Various Artists — Science Fiction Park Bundesrepublik | The Quietus

Various Artists

Science Fiction Park Bundesrepublik

Time for some wild, unfounded, sitting-on-the-privy-with-The-Sports-Pink theorising; rock reviewer style. Despite inventing pop (Bach, and why not throw in Mozart too) MOR (Hayden) Goth (Beethoven) Emo (Brahms, Brueckner) the future (Kraftwerk) and pretty much everything else in between, I suspect that many Germans draw the line at celebrating music which looks to be tricksy, to be underground, to poke fun at the social order. It just isn’t their bag.   

I can only draw on my personal experiences to back this up. Back in 2007, I was invited to go to the opening of an exhibition of Can’s Inner Space studios at the Museum Of Pop And Rock in Gronau, a Godforsaken town on the Dutch-German border. After a day of interviews with Holger Czukay, Irmin Schmit, engineer Rene Tinner and Mute’s Daniel Miller, we were escorted to a televised night event, full of speeches that emphasized (quite rightly of course) just how great and important Can were. Can got played, people clapped dutifully and there was a disco of sorts afterwards, where no-one danced. Looking on at the studio audience, it dawned on me that the organisers, in their desperation to get bums on seats for the gogglebox, had rounded up a fair number of the worthy burgers of Gronau to make up the numbers. Most of these respectable folk looked on in bewilderment as Holger and Irmin clowned around. You could sense them wondering, why celebrate music that looked to take the piss, to confound, to be difficult?

This is what this compilation is all about, as it happens. Science Fiction Park Bundesrepublik is one of those sprawling, ambitious attempts to sum up a moment in time (the "doomdenken" early 80s), and a place (the bedroom studio) in one fell swoop. It’s an exhausting listen; as you’ve got over an hour of angry crackles, thuds, hiss and yelling in German to deal with. But it’s also utterly brilliant in places, and funny throughout.

As well the efforts of the celebrated and famous, such as Palais Schaumberg’s Holger Hiller and CHBB, we get weirdo backwoods teens who channel the terrifying lava flow of their hormonal growth spurts to make fuzzed out, gloriously named sonic scenes like Hamburg’s Der Leichenwäscher von Boberg (The Corpse Washer Of Boberg) or Rekronstruirtes Relativpronomen(Reconstructed Relative Pronouns).
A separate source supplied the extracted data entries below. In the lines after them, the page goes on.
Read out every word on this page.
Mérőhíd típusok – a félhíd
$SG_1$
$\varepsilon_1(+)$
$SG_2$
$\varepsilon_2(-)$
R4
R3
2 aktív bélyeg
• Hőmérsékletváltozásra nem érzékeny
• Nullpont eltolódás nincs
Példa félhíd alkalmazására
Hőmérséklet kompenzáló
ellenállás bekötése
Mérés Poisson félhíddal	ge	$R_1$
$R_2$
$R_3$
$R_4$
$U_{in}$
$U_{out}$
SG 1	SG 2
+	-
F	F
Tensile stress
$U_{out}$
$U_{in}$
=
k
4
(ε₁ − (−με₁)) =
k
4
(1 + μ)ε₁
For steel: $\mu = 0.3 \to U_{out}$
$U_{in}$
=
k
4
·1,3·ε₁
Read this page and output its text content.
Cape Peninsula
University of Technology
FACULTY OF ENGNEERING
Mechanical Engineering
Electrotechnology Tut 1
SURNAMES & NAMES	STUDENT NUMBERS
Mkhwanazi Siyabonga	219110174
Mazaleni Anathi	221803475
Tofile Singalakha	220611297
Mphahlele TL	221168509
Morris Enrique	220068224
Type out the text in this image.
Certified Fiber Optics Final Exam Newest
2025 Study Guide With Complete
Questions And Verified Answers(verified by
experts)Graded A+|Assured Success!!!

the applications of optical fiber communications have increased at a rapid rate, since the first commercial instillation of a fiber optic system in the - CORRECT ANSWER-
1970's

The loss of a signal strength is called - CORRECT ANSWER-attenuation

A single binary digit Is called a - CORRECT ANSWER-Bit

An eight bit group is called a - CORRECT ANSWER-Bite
Reader, beware this brilliant booklet; as mugging up on scenes like The Republic of Tape Delinquents is to transport yourself back to a world of 13 year old ur-shamans standing on the threshold of a wanky adulthood they want to pillage and piss on, greenhorns plugging into the world of Casio and Cassette to fight off a Nuclear War death myth; one that – if it was going to erupt anywhere – would erupt in their very own Heimat. As Das Glück sing on Die Bombe; "Bombe fällt – ich überlebe. Krieg, warum denn nicht?" ("Bomb falls – I survive. War, well, why not?").

Attacking the state of the nation; albeit from your bedroom, wasn’t just confined to the two Germanies. You can see similar (and well publicised) tape crazes running in the France, the Netherlands, and Belgium round the same time. But, as the booklet makes out the music this compilation has a very German sense of self. It’s very clear that the idea of building a new town [sic!] in a split country drove the music released on labels such as Pissing Cow Cassettes. And tracks like Anadolu Bayramlari’s ‘Titremek Ve Terlemek’ (a brilliant mash up of traditional Turkish lament and D.A.F. plod) channels the era’s spirit of angst – and bittersweet hope in a shiny, microchipped future – perfectly.

Before I start to prowl round the flat (nostrils distended) arranging my unique (but stained) collection of Anselm Kiefer photocopies, it’s worth pointing out that there are pretty predictable passages of grey and grizzled sounds on here; obvious sub-Faustian [sic!] things that, while not being filler for the sake of completeness, might as well be the recording of a muffled tannoy blaring out over a sawmill. And – courtesy of tracks like  Co-Mix’s Revol Rules OK – there are lots of chortlesome Dada-style work outs. But fine. Most of the music on Science Fiction Park Bundesrepublik is magical; Wat?Sanitär!’s sarky take on ‘Everybody’s Got Something To Hide Except Me And My Monkey’ can be seen by sub-academic chinstrokers the world over as a good example of how one generation’s expression of joie de vivre becomes stale biscuits for the next.

As Viv Savage said on the back of the Spinal Tap tour bus whilst laying waste to some planets on his games console, there’s a whole new world out there.